Gambaran ketiga terdapat dalam bacaan 1 Petrus, yaitu tentang menanggung penderitaan. Mungkin sebagian besar dari kita akan mengatakan bahwa hal-hal itu wajar-wajar saja. Normal dan alamiah. Semuanya itu masuk akal: jika Saudara melakukan hal-hal buruk, Saudara akan menderita, Saudara harus menanggungnya. Saudara harus gentleman. Memang itu masuk akal dalam asas lex talionis, mata-ganti-mata, gigi ganti gigi. Namun bagaimana jika Saudara berbuat baik dan Saudara menderita? Saudara harus menanggungnya sebagai upaya meneladan Kristus. Bisakah Saudara menerimanya? Bisakah kita tetap yakin Yesus akan menjaga kita? Ini menakutkan dan membingungkan, tampaknya bukan hanya bagi saya, tetapi juga bagi para murid. Dengarkan lagi ayat enam dari Injil, “Itulah yang dikatakan Yesus dalam perumpamaan kepada mereka, tetapi mereka tidak mengerti apa maksudnya.” Apakah Saudara bisa mengerti? Apakah kita paham?
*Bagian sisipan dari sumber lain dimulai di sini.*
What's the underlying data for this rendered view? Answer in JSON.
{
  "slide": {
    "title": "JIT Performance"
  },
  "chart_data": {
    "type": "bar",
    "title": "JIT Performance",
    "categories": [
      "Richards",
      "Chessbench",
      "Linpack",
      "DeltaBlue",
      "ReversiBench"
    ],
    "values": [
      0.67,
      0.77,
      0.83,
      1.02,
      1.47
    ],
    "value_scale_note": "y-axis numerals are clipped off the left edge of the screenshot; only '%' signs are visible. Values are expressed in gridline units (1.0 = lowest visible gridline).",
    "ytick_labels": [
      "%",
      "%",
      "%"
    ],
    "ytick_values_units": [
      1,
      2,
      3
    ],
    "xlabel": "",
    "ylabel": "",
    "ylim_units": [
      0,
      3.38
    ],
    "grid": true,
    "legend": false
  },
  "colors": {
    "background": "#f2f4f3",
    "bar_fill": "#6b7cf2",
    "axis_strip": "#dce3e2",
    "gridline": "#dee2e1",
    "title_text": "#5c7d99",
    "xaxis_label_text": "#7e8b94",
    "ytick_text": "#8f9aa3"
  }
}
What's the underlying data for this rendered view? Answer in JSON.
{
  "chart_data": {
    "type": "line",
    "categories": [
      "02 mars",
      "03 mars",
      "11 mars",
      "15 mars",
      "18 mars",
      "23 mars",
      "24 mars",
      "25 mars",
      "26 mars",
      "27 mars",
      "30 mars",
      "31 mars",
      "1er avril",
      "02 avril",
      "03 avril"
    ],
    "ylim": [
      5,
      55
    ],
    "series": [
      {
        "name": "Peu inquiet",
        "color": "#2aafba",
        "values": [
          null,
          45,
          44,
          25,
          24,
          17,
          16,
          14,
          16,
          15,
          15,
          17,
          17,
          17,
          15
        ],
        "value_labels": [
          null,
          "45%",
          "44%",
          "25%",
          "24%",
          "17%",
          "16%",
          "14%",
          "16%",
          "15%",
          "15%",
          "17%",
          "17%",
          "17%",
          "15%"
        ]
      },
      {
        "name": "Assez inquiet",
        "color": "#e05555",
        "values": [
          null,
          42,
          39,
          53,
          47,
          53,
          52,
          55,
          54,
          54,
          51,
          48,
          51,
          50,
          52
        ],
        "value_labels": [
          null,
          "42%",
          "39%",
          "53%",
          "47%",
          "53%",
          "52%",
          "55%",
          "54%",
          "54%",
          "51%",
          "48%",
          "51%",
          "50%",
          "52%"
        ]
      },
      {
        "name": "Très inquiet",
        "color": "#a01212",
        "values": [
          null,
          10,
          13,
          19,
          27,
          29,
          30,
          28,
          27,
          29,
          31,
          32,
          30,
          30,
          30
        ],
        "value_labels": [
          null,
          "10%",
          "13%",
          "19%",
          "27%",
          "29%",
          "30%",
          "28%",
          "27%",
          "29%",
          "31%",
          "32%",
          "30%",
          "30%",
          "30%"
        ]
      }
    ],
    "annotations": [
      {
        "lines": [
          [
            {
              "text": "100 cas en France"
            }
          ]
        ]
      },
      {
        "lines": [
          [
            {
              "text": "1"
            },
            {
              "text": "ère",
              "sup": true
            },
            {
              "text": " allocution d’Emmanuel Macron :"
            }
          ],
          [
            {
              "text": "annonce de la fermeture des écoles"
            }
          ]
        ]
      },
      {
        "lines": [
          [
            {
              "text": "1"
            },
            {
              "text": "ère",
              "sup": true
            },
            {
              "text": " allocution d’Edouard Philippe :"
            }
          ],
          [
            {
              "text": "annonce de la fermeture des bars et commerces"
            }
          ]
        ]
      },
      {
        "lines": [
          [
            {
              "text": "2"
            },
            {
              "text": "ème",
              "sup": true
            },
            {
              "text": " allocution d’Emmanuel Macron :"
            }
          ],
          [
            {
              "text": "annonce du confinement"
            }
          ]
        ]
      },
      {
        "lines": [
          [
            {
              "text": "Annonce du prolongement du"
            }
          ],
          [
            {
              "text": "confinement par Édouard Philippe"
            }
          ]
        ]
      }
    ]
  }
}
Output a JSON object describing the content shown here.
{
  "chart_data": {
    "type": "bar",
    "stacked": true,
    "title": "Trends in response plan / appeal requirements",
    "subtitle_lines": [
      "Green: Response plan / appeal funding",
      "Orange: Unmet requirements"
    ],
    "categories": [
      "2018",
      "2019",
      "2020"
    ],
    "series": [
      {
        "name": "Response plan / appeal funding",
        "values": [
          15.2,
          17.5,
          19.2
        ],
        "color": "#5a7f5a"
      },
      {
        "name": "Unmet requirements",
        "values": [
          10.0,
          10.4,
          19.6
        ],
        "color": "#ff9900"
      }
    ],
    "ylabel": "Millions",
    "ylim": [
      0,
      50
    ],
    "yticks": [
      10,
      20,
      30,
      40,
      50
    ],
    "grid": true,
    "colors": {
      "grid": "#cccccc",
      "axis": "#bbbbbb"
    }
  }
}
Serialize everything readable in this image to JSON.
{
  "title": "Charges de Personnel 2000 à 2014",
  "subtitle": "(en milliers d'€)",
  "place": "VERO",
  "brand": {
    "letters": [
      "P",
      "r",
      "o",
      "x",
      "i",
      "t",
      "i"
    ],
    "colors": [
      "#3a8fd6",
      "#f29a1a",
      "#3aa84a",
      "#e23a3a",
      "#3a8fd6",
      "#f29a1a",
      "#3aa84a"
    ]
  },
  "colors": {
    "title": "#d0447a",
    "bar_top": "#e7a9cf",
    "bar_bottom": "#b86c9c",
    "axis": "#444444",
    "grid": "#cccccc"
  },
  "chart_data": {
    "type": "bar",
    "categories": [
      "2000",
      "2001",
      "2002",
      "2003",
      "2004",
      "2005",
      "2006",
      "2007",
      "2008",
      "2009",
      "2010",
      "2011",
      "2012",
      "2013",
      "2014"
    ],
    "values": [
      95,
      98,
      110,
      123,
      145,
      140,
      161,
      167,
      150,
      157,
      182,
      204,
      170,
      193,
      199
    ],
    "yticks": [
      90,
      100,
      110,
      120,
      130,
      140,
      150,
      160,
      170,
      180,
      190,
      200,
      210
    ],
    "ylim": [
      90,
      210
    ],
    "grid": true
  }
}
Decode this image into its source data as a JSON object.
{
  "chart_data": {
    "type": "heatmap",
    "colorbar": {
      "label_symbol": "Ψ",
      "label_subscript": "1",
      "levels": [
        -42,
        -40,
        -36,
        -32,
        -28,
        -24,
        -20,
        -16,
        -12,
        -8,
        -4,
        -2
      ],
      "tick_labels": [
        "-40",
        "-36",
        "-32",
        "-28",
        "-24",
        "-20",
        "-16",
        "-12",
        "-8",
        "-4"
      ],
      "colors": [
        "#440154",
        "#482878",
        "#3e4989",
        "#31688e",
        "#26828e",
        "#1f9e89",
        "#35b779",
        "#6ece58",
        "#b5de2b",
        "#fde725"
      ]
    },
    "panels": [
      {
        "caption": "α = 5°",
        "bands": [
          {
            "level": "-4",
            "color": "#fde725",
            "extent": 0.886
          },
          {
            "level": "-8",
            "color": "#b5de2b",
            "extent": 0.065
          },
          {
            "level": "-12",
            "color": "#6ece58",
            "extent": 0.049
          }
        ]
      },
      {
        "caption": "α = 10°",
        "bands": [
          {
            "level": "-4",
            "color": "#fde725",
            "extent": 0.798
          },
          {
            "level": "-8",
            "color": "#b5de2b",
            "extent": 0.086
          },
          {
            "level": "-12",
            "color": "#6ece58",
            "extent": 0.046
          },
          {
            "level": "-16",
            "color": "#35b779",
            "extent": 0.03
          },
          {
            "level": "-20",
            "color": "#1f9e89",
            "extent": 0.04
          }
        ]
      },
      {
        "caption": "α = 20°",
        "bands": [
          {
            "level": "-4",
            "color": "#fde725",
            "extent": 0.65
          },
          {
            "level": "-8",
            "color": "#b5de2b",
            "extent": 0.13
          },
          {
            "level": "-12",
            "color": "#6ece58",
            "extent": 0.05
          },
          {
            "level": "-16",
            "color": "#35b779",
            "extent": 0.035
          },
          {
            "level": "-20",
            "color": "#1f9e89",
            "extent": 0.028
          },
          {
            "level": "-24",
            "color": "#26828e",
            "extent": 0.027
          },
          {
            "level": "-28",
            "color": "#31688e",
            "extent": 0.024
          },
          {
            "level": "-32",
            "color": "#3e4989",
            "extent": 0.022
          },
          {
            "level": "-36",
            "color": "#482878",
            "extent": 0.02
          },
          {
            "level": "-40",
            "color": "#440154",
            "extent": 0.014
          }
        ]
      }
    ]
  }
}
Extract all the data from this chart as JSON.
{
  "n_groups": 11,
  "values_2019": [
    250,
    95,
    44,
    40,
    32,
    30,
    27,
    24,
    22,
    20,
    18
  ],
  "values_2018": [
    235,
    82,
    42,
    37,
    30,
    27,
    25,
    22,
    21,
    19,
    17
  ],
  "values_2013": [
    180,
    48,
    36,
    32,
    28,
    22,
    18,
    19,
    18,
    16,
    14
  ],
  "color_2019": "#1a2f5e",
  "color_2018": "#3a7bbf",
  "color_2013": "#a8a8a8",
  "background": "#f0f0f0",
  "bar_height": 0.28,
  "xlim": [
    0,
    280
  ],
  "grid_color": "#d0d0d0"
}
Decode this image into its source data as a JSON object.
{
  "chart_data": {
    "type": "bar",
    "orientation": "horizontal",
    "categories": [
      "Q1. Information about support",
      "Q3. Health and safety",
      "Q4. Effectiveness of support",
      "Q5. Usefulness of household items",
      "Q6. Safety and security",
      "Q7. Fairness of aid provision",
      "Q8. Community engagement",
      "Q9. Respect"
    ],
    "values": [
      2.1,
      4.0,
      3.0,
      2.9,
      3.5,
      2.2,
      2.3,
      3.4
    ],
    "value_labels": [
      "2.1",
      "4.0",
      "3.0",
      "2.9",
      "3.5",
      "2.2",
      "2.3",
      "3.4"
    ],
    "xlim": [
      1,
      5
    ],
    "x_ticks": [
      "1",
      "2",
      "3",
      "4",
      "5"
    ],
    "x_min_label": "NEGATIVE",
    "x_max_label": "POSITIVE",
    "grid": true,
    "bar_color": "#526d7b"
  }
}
1 Petrus 2: 21 memegang kunci untuk memahami semua ini - “Sebab untuk itulah kamu dipanggil, karena Kristus pun telah menderita untuk kamu dan telah meninggalkan teladan bagimu, supaya kamu mengikuti jejak-Nya.” Yesus menderita untuk kita; kita dipanggil untuk menderita bagi orang lain. Ini adalah tema yang berulang yang disampaikan Yesus. Sang Bapa telah mengutus Aku, sekarang Aku mengutus kamu. Aku memaafkan kamu, kamu memaafkan orang lain. Aku memberi makan kamu, kamu memberi makan orang lain. Aku menyembuhkanmu, kamu menyembuhkan orang lain. Aku menderita untuk kamu, kamu menderita untuk orang lain. Aku menggembalakan kamu, kamu menggembalakan orang lain.
Sudah terlalu lama kita telah membaca pelajaran Injil hanya dari hanya satu sudut pandang. Namun ada cara lain untuk membacanya, yaitu dengan memandang bahwa dunia, yang "hilang", dunia orang lain yang terluka, lapar, bingung, tertindas, dan dimangsa adalah domba. Sementara kita adalah para gembala yang dipanggil untuk menjadi gembala bagi dunia. Bukan dunia dalam arti secara luas. Mungkin kita bukan orang hebat yang mampu untuk jangkauan yang jauh. Kita mulai dengan setiap orang yang kita temui dan kita jumpai. Di tempat kerja kita, di halaman tetangga kita.
Hal itu memang bukan panggilan yang mudah. Namun hal itu merupakan panggilan yang sangat jelas, yakni panggilan untuk "hidup berkelimpahan." Kehidupan yang berlimpah dengan peduli dan merawat orang lain, terutama bagi mereka yang diaggap tidak penting bagi orang lain. Kehidupan yang kaya dengan rasa keprihatinan terhadap mereka yang menderita dan mau menderita untuk yang menderita, karena mereka dan untuk mereka.
Ada dunia yang penuh dengan orang yang terluka dan membutuhkan pertolongan saat berjalan melalui lembah kekelaman di hari ini. Apakah Saudara akan mengambil gada Saudara dan tongkat Saudara serta mau berjalan bersama mereka? Akankah Saudara melepaskan kenyamanan Saudara demi mereka yang membutuhan? Akankah Saudara berani menderita agar penderitaan mereka berakhir? Maukah Saudara membantu Yesus menggembalakan dunia? Amin.